Reporting is writing about everyday life. I try to get people to talk to me, I track down the chatterboxes, those with the most colourful stories, those in positions of power. I take thousands of notes on what I see and hear, I record my conversations (with my interviewees’ consent); before each interview, I take the time to write down the details of each of my interviewees: first and last name, age, job, eye colour, hair colour, character traits, etc. I also note down any descriptive details that will help me to portray them in action.
- Noises, colours, smells
Reporting is describing the conditions in which people live. All my senses are on high alert. I record noises, colours and scents so I can reproduce them in my story. I will describe each of my characters in their professional environment. My text needs to transport the reader, it needs to make them see, hear and feel all the things that I am seeing, hearing and feeling.
- An angle.
What I see, hear and sense in the field leaves me with one prevailing impression: the inhabitants here are infuriated by this highly polluting building site, their natural environment has deteriorated significantly since the works started. It’s a scoop, given to me by Marine Waterman, the chair of the association of disgruntled islanders. The island’s inhabitants are even preparing to hold a demonstration to express their anger. That’s my angle! And I’ve even got my headline: “Mark Pesos may feel secure, but the Moray islanders are worried”…
- A good opener.
A good idea brought to life through strong characters and told using powerful words makes for good reporting. Marine Waterman gave me what I needed for a good opening in her answers to my questions. She is the chair of the association of disgruntled islanders. I’ll put her in my opening paragraph, starting my story with one of her most telling statements: “life in our small corner of paradise has become a nightmare”. I will then sketch out her profile in a few lines, to set the scene, before adding in her other statements as my story progresses.
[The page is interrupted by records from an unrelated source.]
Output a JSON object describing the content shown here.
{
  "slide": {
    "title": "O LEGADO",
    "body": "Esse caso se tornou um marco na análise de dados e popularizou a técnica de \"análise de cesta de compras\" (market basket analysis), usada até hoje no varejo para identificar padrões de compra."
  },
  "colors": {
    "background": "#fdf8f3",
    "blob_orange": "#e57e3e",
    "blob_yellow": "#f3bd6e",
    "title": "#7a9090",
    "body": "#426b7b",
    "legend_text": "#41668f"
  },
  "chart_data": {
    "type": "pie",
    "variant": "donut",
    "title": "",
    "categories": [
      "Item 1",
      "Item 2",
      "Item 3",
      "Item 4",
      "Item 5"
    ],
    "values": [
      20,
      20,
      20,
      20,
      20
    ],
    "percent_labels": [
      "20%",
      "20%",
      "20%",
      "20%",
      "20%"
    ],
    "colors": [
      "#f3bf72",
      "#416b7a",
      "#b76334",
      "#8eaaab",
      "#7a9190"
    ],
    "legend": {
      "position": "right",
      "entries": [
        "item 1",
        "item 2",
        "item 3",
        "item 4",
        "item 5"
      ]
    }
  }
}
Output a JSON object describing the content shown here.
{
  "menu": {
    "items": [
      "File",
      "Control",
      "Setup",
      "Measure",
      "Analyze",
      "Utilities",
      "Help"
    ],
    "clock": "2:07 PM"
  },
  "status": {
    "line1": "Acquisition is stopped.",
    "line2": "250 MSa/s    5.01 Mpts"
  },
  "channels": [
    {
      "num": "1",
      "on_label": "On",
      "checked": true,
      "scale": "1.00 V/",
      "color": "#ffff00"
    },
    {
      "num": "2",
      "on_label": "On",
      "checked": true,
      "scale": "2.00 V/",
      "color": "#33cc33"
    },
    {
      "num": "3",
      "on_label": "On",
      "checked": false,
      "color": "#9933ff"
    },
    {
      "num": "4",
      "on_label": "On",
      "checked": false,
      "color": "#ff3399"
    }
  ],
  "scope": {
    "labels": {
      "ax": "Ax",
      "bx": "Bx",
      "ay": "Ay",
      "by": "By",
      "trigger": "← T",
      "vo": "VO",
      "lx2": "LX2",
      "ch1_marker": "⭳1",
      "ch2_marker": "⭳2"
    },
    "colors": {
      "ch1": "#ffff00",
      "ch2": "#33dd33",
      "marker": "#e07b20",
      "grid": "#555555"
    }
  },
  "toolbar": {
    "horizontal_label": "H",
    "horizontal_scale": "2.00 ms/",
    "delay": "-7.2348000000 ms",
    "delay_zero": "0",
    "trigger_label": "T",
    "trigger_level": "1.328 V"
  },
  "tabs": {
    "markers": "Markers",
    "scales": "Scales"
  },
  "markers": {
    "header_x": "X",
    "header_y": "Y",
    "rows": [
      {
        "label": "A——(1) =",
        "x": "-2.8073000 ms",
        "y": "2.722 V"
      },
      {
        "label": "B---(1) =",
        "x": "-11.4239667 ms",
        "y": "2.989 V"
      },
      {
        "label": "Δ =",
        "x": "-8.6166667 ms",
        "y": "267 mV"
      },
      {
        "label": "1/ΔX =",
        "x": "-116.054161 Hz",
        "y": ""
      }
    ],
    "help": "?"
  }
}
- A good narrative thread.
Good reporting also needs a solid narrative thread, taking the reader from a good opener to a good close. I will use Marine Waterman’s words as my narrative thread. I will build the body of my story by alternating between quotations, descriptions, short profiles, witness accounts and my own analyses of life on this small rugged island, which has been flipped upside-down by the establishment of the Dosh Bank head office.
- A good close.
There’s no good reporting without a good close. Mine, for the story of my travels among the disgruntled islanders, will mirror my opener. I’ll let Marine Waterman have the last word: “It’s just too much: our island is not a vault!”